The program kicked off in July, 2015 with a five-day workshop in Croatia for educators and students from both countries. The educators learned techniques to stimulate discussion with their students about identifying and combating corruption in daily life, while the students worked with a U.S. speaker on drafting academic honesty codes. Participants met again in Belgrade in December to discuss how they had used the tools and knowledge from the July workshop in their classrooms, schools, and communities. 
 
The educators had developed projects such as using drama-based instruction techniques (role-playing, creating tableaux, etc.) as a gateway for discussion with their students; polling their students about their attitudes towards cheating and corruption; holding discussion groups and working with their students to create anti-corruption videos.
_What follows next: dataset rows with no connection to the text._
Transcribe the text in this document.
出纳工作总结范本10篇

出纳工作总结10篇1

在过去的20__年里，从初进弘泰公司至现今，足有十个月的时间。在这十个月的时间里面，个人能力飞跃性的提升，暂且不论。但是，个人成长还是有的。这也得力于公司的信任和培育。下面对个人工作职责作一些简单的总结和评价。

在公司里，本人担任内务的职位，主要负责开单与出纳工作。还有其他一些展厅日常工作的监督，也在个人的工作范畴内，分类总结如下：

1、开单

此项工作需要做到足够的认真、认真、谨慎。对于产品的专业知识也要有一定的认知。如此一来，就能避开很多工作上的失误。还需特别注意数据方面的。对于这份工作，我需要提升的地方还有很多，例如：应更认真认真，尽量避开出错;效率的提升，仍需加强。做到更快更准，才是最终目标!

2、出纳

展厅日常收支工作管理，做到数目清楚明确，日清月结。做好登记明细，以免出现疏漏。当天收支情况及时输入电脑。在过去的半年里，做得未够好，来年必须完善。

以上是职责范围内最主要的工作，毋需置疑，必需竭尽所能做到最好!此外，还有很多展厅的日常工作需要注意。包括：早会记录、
The students were equally active and creative, presenting to their peers in the classroom and at youth centers, researching teachers’ and students’ attitudes towards cheating, and instituting honor codes at their own schools. Both educators and students discussed plans for future presentations, workshops, and engaging other schools in the fight against corruption. 
 
The third element of the program was an anti-corruption video contest for high school students in both countries called Zelim Drugacije (I want something different). The contest received over 50 entries from Croatian and Serbian junior high and high school students through the project’s Facebook page. The jury selected the three videos (listed below) as the winners for their creativity and positive messages. The Zelim Drugacije Facebook page has 3,700 followers, which ensured a wide audience for the videos. The U.S. Ambassador to Croatia hosted a reception on January 12, 2016 to award prizes to the two Croatian teams and to meet some of the Croatian students and teachers who participated in the July and December workshops.     
 
 
IVLP alumni Mario and Mihajlo played key roles in designing and implementing the project, helping to shape the workshops in July and December and serving as mentors throughout the program.